少しの青を残すとは、少しの可能性を残すこと
人は青を恐れる。青は不確かさを、なお間違えることを意味するからだ。しかし自分をすっかり熟させ、閉ざして、青でいなくなる那一刻、別の何かになる道もまた閉ざしてしまう。青は可塑性の色である。少しの青を残すとは、若ぶることではなく、未来に口を開けておくことだ。
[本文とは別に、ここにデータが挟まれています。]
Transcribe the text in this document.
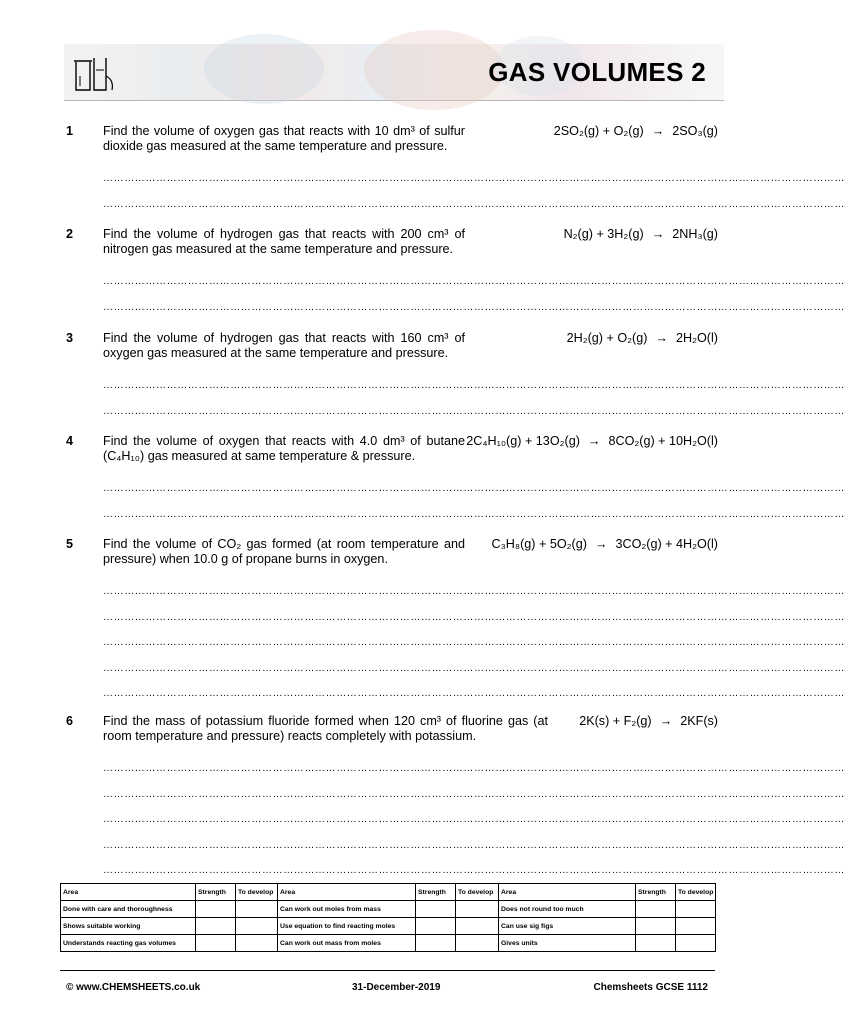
GAS VOLUMES 2
1 Find the volume of oxygen gas that reacts with 10 dm³ of sulfur dioxide gas measured at the same temperature and pressure.
2SO₂(g) + O₂(g) → 2SO₃(g)
…………………………………………………………………………………………………………………………………………………………………………………………
…………………………………………………………………………………………………………………………………………………………………………………………
2 Find the volume of hydrogen gas that reacts with 200 cm³ of nitrogen gas measured at the same temperature and pressure.
N₂(g) + 3H₂(g) → 2NH₃(g)
…………………………………………………………………………………………………………………………………………………………………………………………
…………………………………………………………………………………………………………………………………………………………………………………………
3 Find the volume of hydrogen gas that reacts with 160 cm³ of oxygen gas measured at the same temperature and pressure.
2H₂(g) + O₂(g) → 2H₂O(l)
…………………………………………………………………………………………………………………………………………………………………………………………
…………………………………………………………………………………………………………………………………………………………………………………………
4 Find the volume of oxygen that reacts with 4.0 dm³ of butane (C₄H₁₀) gas measured at same temperature & pressure.
2C₄H₁₀(g) + 13O₂(g) → 8CO₂(g) + 10H₂O(l)
…………………………………………………………………………………………………………………………………………………………………………………………
…………………………………………………………………………………………………………………………………………………………………………………………
5 Find the volume of CO₂ gas formed (at room temperature and pressure) when 10.0 g of propane burns in oxygen.
C₃H₈(g) + 5O₂(g) → 3CO₂(g) + 4H₂O(l)
…………………………………………………………………………………………………………………………………………………………………………………………
…………………………………………………………………………………………………………………………………………………………………………………………
…………………………………………………………………………………………………………………………………………………………………………………………
…………………………………………………………………………………………………………………………………………………………………………………………
…………………………………………………………………………………………………………………………………………………………………………………………
6 Find the mass of potassium fluoride formed when 120 cm³ of fluorine gas (at room temperature and pressure) reacts completely with potassium.
2K(s) + F₂(g) → 2KF(s)
…………………………………………………………………………………………………………………………………………………………………………………………
…………………………………………………………………………………………………………………………………………………………………………………………
…………………………………………………………………………………………………………………………………………………………………………………………
…………………………………………………………………………………………………………………………………………………………………………………………
…………………………………………………………………………………………………………………………………………………………………………………………
Area	Strength	To develop	Area	Strength	To develop	Area	Strength	To develop
Done with care and thoroughness			Can work out moles from mass			Does not round too much		
Shows suitable working			Use equation to find reacting moles			Can use sig figs		
Understands reacting gas volumes			Can work out mass from moles			Gives units		
© www.CHEMSHEETS.co.uk	31-December-2019	Chemsheets GCSE 1112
なお学びたい、なお始める勇気がある、なお「わたしが間違っているかもしれぬ」という余地を許す。すっかり熟した人は安定しているが、また閉ざされている。少し青でいてこそ、世界はなおあなたに開かれる。
青は誤って読まれることもある
青を不十分と見なし、熟すよう、形を定めるよう、早く役に立つ人間になるよう急かす者もいる。しかし青を早摘みにされるのは何より惜しいことだ。早く染め抜かれた緑は、その満ちかけの活気を失い、心に残る理由も失う。青は満ちることを急いで証明する必要はない。今のままで、すでに育っているのだ。青でいてよいと許すとは、なおなりゆく途中にあり、ただ在るだけではないと許すことである。早摘みのものは甘いが空っぽだ。その少しの青を残してこそ、本当の味わいが残る。
青を未完の生気と見なせ
もし東が始まり、南が盛り開き、西が収まり、北が養いなら、青はまさにそのなりゆくことそのものである。永遠に青であれとは勧めない。それは育たぬことと呼ばれる。しかし身の上の青をすべて剥ぎ取ることは急ぐな。あの熟れきらぬ部分、口に出さぬ言葉、始める勇気のなかった念い、それらはあなたがなお生きている証である。青は結果を約束しない。約束するのはただ、あなたはまだ終わっていない、ということだけだ。そして未だ終わらぬは、すでにとても良いよりも、なお心安らぐ三字である。
DustEcho編集部が執筆・確認した自己観察と文化的探求のための文章であり、カウンセリング・医療診断・専門的助言ではありません。